By continuing your visit to this site, you accept the use of cookies. These ensure the smooth running of our services. Learn more.

A Celtic Advent - Day 18

Today's reading focuses on resurrection from the dead, and uses the example of a Celtic saint praying for a young man to be restored to life from death, something that evidently happened after a couple of hours.

From time to time, I hear of people rising form the death in African and Asian countries, usally not accompanied my medical verification.  Occasionally, I hear of someone who has been medically certified as dead waking up in a mortuary or funeral director's premises, though usually they die (again) soon afterwards. Earlier this year I heard of a church in the UK praying for a much loved member to be raised from death - and their struggle when the answer was self evidently 'no'. And all that before we start contemplating CPR, it's efficacy and justification. It feels as if we are in danger of opening an enormous can of worms.
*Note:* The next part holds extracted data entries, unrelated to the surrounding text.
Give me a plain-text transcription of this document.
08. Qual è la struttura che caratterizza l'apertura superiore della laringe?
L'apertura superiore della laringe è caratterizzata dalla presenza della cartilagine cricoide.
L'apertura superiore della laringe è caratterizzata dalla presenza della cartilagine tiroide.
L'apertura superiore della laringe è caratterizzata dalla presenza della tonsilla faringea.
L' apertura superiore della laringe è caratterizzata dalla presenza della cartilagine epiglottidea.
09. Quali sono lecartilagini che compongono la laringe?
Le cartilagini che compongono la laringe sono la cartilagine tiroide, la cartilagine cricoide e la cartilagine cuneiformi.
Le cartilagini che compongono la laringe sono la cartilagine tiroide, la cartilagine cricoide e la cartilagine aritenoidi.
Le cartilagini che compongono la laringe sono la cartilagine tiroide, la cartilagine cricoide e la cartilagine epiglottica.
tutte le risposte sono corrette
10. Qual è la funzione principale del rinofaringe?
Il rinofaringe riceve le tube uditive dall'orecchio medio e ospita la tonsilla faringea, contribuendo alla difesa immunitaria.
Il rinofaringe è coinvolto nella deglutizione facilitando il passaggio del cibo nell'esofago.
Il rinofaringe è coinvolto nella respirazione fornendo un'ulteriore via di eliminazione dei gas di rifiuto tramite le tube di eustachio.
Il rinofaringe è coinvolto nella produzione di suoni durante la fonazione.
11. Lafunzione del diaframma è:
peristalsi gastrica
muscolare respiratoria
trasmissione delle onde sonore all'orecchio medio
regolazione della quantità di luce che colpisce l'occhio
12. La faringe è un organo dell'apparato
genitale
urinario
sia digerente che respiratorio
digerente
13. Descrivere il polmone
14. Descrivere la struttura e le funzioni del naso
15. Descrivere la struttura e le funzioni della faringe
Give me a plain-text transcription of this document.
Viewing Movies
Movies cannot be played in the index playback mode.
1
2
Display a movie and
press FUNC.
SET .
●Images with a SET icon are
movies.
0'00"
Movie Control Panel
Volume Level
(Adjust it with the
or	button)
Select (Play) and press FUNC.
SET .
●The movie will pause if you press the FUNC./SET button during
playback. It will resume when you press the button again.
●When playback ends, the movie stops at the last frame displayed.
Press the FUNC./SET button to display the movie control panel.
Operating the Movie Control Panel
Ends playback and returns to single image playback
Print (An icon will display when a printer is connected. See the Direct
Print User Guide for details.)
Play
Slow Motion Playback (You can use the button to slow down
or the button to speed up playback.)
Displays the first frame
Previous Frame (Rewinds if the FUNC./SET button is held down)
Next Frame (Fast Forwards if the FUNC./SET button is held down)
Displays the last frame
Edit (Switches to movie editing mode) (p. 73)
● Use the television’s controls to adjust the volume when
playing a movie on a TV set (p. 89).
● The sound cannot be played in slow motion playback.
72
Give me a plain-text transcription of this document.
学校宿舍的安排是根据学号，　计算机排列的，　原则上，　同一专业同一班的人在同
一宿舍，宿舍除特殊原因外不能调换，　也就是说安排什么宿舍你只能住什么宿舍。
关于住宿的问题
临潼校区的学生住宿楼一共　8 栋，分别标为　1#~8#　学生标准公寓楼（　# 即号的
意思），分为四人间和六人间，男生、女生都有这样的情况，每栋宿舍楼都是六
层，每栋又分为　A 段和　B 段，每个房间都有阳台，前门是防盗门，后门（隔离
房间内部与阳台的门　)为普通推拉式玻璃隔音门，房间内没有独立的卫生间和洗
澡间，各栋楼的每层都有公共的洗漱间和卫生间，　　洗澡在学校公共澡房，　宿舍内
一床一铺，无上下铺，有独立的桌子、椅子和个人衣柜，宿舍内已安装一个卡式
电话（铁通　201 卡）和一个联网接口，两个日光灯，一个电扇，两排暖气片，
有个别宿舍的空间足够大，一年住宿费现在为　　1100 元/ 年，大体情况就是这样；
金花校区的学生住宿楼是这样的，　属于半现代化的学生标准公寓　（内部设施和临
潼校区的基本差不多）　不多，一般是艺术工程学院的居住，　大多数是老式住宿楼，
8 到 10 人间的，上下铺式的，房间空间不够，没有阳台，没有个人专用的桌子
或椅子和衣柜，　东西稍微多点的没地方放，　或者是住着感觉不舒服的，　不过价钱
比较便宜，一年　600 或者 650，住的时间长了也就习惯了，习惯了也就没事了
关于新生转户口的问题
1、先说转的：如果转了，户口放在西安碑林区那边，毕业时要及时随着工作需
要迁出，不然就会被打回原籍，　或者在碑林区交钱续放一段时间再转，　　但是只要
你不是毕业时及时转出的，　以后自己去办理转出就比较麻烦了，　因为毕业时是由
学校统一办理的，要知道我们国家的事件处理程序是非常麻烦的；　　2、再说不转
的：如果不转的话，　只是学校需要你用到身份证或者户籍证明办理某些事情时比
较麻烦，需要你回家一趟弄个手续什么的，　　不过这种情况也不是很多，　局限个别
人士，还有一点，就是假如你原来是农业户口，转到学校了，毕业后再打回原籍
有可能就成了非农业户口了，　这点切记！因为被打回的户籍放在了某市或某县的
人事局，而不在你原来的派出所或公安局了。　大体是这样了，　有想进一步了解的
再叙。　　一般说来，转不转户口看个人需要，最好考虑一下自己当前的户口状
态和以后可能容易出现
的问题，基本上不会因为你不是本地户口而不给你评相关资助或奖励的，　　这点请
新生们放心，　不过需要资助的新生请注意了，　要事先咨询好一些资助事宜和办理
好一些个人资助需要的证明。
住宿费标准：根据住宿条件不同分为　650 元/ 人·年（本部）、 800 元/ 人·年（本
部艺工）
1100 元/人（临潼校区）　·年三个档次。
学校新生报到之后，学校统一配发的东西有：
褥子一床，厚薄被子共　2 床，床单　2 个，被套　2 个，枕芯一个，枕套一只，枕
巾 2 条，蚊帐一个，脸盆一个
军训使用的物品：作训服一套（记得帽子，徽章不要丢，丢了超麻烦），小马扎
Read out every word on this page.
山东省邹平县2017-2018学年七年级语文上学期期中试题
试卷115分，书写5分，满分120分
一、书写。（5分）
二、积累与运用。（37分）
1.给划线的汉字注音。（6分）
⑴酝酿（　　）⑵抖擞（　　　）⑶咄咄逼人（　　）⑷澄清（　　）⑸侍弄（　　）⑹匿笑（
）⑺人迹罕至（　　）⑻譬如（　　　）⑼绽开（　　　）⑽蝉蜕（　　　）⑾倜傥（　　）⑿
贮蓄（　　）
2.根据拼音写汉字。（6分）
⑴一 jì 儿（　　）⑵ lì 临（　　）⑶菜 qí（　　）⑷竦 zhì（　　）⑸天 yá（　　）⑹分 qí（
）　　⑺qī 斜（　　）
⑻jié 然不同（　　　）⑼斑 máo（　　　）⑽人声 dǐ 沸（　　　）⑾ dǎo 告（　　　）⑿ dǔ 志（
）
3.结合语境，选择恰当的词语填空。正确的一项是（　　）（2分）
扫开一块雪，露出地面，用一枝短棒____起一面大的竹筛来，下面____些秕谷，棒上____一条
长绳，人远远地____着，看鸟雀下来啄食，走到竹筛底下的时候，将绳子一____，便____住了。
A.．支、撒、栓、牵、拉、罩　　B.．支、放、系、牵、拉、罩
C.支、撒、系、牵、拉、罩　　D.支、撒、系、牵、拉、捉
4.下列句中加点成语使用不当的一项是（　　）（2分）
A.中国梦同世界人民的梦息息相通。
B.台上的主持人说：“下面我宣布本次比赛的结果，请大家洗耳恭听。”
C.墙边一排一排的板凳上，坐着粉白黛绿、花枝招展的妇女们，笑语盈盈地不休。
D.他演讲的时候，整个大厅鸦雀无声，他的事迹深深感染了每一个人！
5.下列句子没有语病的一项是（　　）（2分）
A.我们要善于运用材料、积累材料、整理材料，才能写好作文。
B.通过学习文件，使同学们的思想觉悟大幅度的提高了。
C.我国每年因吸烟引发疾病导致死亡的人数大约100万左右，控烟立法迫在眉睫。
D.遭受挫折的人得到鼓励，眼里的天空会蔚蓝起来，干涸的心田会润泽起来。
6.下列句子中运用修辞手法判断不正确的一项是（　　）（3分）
So I go back to a sermon I preached about three years ago (it has to have been that long, because it was when we were still in our own premises) and the fact that resurrection is a translation of anastasis, 'getting up'.  I spoke of 'little resurrections' and used the chorus of the Chumba Wumba song 'Tub Thumping' as a sort of antiphon: 'I get knocked down but I get up again, ain't nothing gonna keep me done." Or, in the words of another song, 'pick yourself up, dust yourself off and start all over again'.

Whether any of this connects with what I was meant to be pondering, who knows, but here is the prayer from the book:

Risen Christ, living within me, may I know the power of your life moving through me.  May the resurrection power, which raised you from the dead, raise me from the death which can so often overtake my soul.  Not only this, but may I know that power living. Amen. 

The comments are closed.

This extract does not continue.